Displays an audio signal within a frequency range within the 100-8000Hz frequency range,

The frequency interval of one of the subsignals is not completely included in the other subsignal

In the frequency range of

- Generate electrical sub-signals for each loudspeaker transducer, each electrical sub-signal

includes a predetermined portion of each audio sub-signal, and

- parts for feeding electrical sub-signals to loudspeaker transducers,

Wherein the controller is configured to generate each of the electrical sub-signals such that a predetermined portion of the audio sub-signal in each electrical sub-signal changes over time.

9. The system of claim 8, wherein the input is configured to receive a stereo signal, and wherein the controller is configured to generate a plurality of audio sub-signals for each channel in the stereo audio signal.

10. The system of claim 8, wherein the input is configured to receive a mono signal, and wherein the controller is configured to generate a second audio signal from the audio signal that is at least substantially inverse to the mono signal. signal, and generate a plurality of audio sub-signals for each of the mono audio signal and the second signal.
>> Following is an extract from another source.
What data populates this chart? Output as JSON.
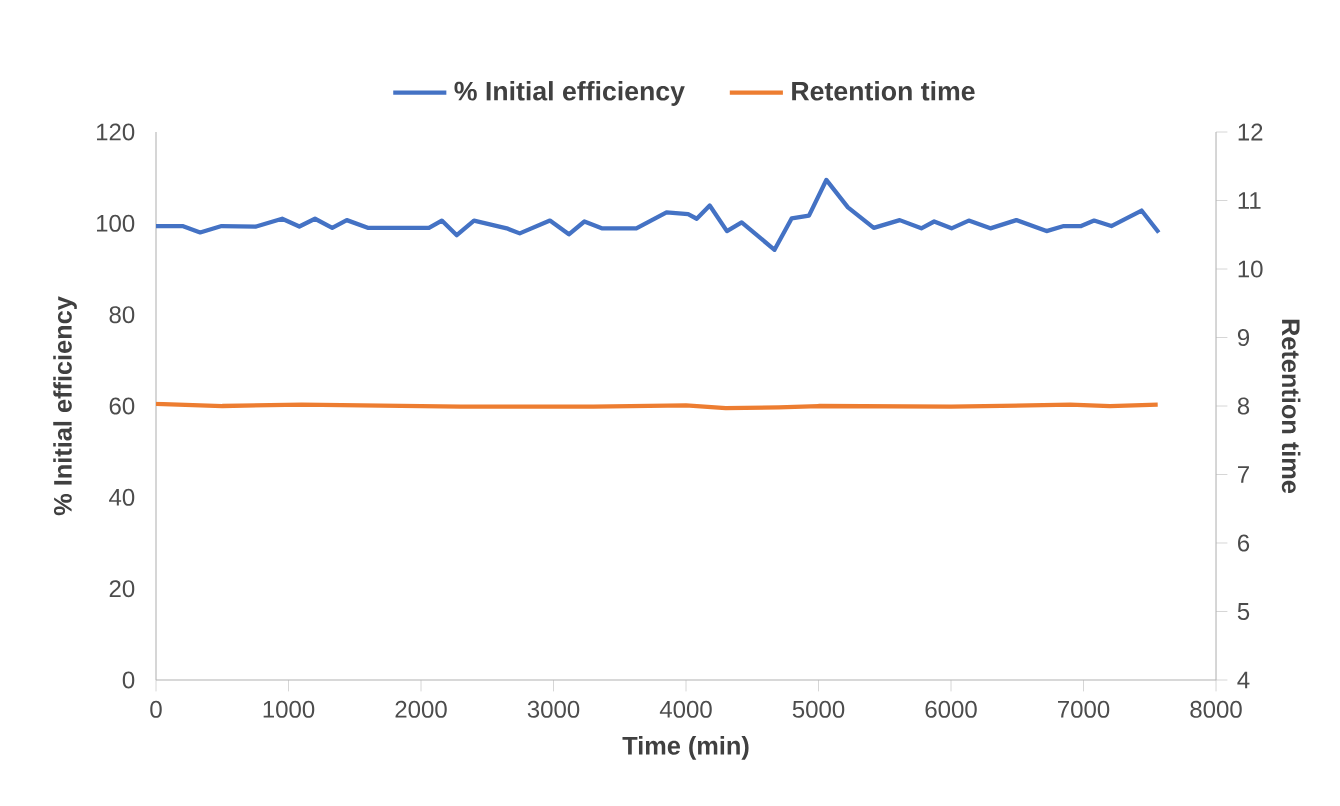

11. The system according to any one of claims 8-10, wherein the controller is further configured to derive from the audio signal a low-frequency portion whose frequency is lower than a first threshold frequency, and in all electrical sub-signals at least The low frequency portion is substantially uniformly included.

12. The system according to any one of claims 8-11, wherein the controller is further configured to derive from the audio signal a high-frequency portion having a frequency above a second threshold frequency, and in all electrical sub-signals The high frequency portion is at least substantially uniformly included.

13. The system according to any one of claims 8-12, wherein the controller is further configured to select a frequency interval for one or more of the audio sub-signals such that each audio sub-signal The combined energy/loudness in is within 10% of the predetermined energy/loudness value.

14. The system according to any one of claims 8-13, wherein the controller is further configured to, for one or more electrical sub-signals, generate the electrical sub-signal such that the audio frequency represented in the electrical sub-band A portion of the subband increases or decreases by at least 5% per second.